A Skegness hotel boss says she's been offered an 'obscene amount of money' on several occasions to close her business to guests and put up asylum seekers. Dee Allen, who owns Hatters Hotel in Drummond Road, told Lincolnshire Live the first offer came in September last year.
Mrs Allen, who runs the hotel with her husband, said she turned down a £10,000-a-week offer to house 52 refugees for at least three months. She said it would have had a 'negative' impact on the coastal town.
And Mrs Allen explained she rejected the same 'obscene' Government offer in October just gone. "We said at the time that we would never, ever do that to the community," said 35-year-old Mrs Allen.
Read more: 5 hotels in Skegness being used to 'house asylum seekers'
"They were also saying to us that it would be for an indefinite amount of time, not for just three months. They came back to us about four weeks ago and made us the same offer but we said 'no' because our morals just wouldn't allow it."
She added: "We'll plough through and if we fall on the ground and hit rock bottom that will be it. We will never, ever, ever accept the money. We'd rather die, I think."
A full council meeting on Wednesday, November 16, reached boiling point when frustrated residents grilled Skegness Town Councillors over the ongoing situation. At least five hotels in Skegness have reportedly accepted the Home Office's offer to house asylum seekers.
On top of local anger, Matt Warman, the Conservative MP for Skegness and Boston, said the situation was the result of the immigration system "creaking at the seams". He added the town was "not the best place" for asylum seekers to be housed in hotel accommodation.
Having bought the hotel 18 months ago, Mrs Allen said her fears were rooted in how the situation could impact Skegness in the long term. She said: "There are going to be no holiday-makers coming here because there'll be no hotels that can take them. It's going to turn into an absolute shambles."

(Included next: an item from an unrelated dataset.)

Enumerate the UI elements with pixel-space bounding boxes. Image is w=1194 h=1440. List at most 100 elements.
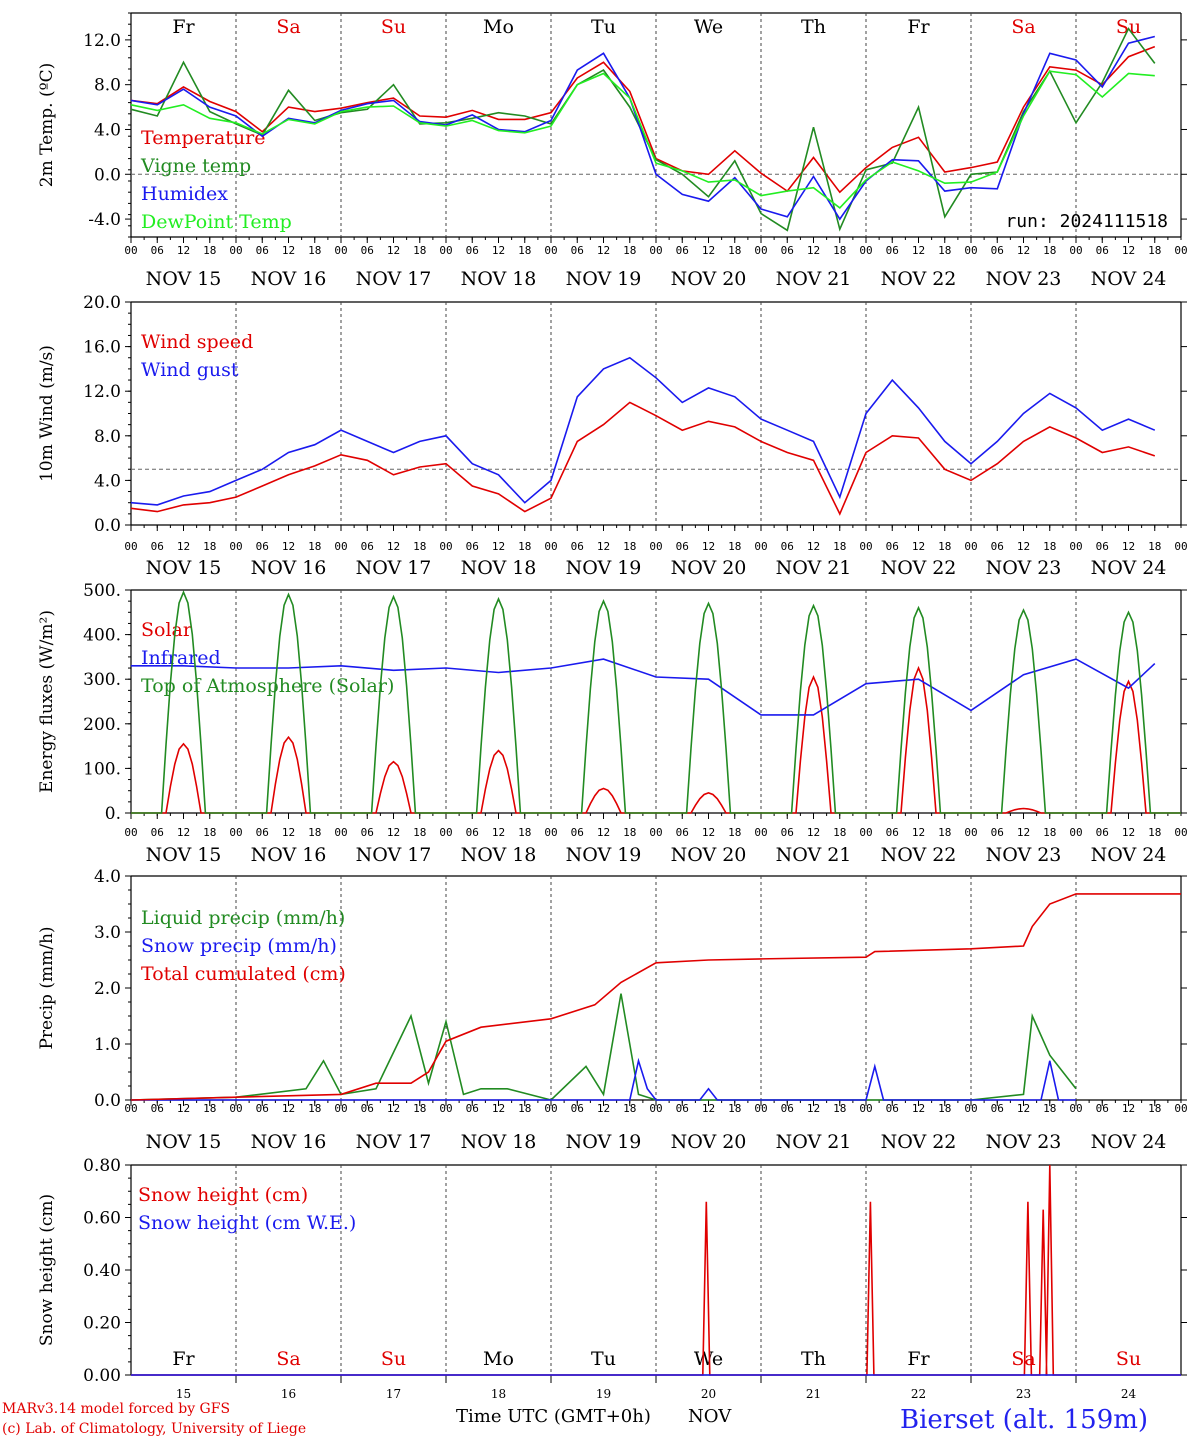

She added it was "heart-wrenching" to see what the people of Skegness were "going through" and the impact it was having on the "tight-knit" community. On November 16, Mrs Allen posted an open letter to the Hatters Hotel's Facebook page, denying rumours that she had accepted any offers.
The Home Office said using hotels to accommodate asylum seekers was "unacceptable", saying it was a "short-term solution". A spokesperson said previously: "The number of people arriving in the UK who require accommodation has reached record levels and has put our asylum system under incredible strain.
"The use of hotels to house asylum seekers is unacceptable – there are currently more than 37,000 asylum seekers in hotels costing the UK taxpayer £5.6million a day. The use of hotels is a short-term solution and we are working hard with local authorities to find appropriate accommodation."
Serco is contracted by the government to provide accommodation for the asylum seekers entering the UK and Serco chiefs said the use of hotels was a "last resort". Jenni Halliday, Serco’s contract director for asylum accommodation services, said: "With the significant increases in the number of people arriving in the UK we have been faced with no alternative but to temporarily accommodate some asylum seekers in hotels.
"These hotels are only used as a last resort but as a provider of accommodation services on behalf of the Home Office we have a responsibility to find accommodation for the asylum seekers that are being placed in our care. The Serco team is working extremely hard to move people into dispersed social housing as rapidly as possible."
Meanwhile, two Conservative Nottinghamshire MPs - Ashfield's Lee Anderson and Bassetlaw's Brendan Clarke-Smith - joined a number of Tory politicians vowing not to be "silenced", and to continue to name individual hotels housing asylum seekers.
It came after the Refugee Council wrote to the Commons Speaker urging him to ask MPs not to identify hotels to protect those staying there after last month's firebombing of an immigration processing centre in Kent.
Immigration Minister and Newark's Conservative MP Robert Jenrick has said “Hotel Britain” must end in a bid to disincentivise “asylum shopping”, with migrants set to be housed in “simple, functional” spaces as opposed to “luxury” rooms.
Mr Jenrick has insisted a move towards more basic accommodation is necessary to remove a “pull factor” for those making their way to the UK in small boats, as he insisted Britain will be “compassionate but not naive”.
The Novotel Nottingham Derby, in Long Eaton, is being used to house asylum seekers. But residents in nearby Sandiacre have raised concerns about 'gangs' of male asylum seekers forming.
It is understood that as well as the Novotel hotel, the nearby Best Western Nottingham Derby hotel on Bostocks Lane, which links Long Eaton and Sandiacre, has been closed for around two years for the same reason.
Elsewhere, asylum seekers have also been housed at the Britannia Hotel in Maid Marian Way, in Nottingham city centre, and the Burrows Court apartment block in Sneinton. The Home Office is working to find emergency accommodation after more than 35,000 migrants crossed the channel by dinghy this year.